We don’t have them in eastern Sedgwick County, and you gotta go quite a ways – at least a mile – to get them if you live in ultra-hipster Westport, Kansas City.
However, in what the clueless ditto-heads of this red state refer to as the People’s Republic of Austin, one can find that capitalism is alive and well in the form of breakfast tacos made, one at a time, if not lovingly, by small brown hands attached to that great symbol of free enterprise, the undocumented business owner in a small trailer on the side of the road. Back during the heyday of the free enterprise system in the late 1600s, the ancestors of this proud population created a concoction based on the most universal of foodstuffs, the flat grilled bread known as a tortilla. While the Cornish have their pasty, and the Irish have their soda cracker, the mighty mestizos of Vespucciland are prepared to bring the 2006 election cycle of the United States to a tizzy fed largely on what they call el breakfast taco. Stuffed with egg and potato, or bacon and cheese, or barbacoa which is, I assume, some form of native marsupial[1], these fat little mothers are what I like about the local cuisine.
I stopped in a “panaderia”[2] known as “El Churro”[3] and waited in line as everyone ordered in Spanish. There was actually no line; one simply elbowed one’s way up to the counter through the comfortably dressed. Not unlike many college age touring shows, but in this instance one was looking for breakfast, not beer or frottage with a hottie. Fat people, by their sheer ballast, had priority. I was squeezed into place before the counter almost by default, sort of a Brownian[4] motion of bodies that moved me in the direction I needed to go.

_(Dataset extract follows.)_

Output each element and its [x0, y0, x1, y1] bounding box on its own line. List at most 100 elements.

Other customers were greeted at the counter with a pleasant “bueno?” but I accepted the wordless nod of the proprietress as a sign of respect for my pasty lack of melanin and my vivid freckles.
“I’d like two, potato egg and cheese, and a barbaquaw[5] please,” I said.
“¿Quieres tortillas de harine ó masa?” she queried.
“De farine, s’il vous plaît,” I replied, reasoning that, if one is addressed in a language one can speak but replies in another, then the instigator of the conversation can justifiably assume that all linguistic bets are off and may now speak Esperanto, Polish or Urdu, to the level of one’s own whim and ability.
“¿Que?”
“De farine,” I repeated.
“No, I said ju wann flour tortillas or corn?” she probed.
“A-ha! Caught you!” I said, with triumph. “Yes, please, flour tortillas.”
Her eyes narrowed to slits as she rang up my purchase, but there was a tacit understanding between us now. I knew, she knew, and I knew that she knew that I knew. There would not be another attempt on each other’s culture. From then on she would speak to me in clumsy English, and I would reply in even more atrocious Spanish. It was, after all, how it should be. De colores, and so forth.
[1] I think it’s a member of the “critter” family.
[2] “Place where they cook with pans”.
[3] “The Churlish One”.
[4] Named for its inventor, James Brown, who discovered it in a super-heated crack pipe 50 years ago and based an entire religion on its principles. This religion has many practitioners to this day.
[5] The closest my Irish tongue can approximate barbacoa.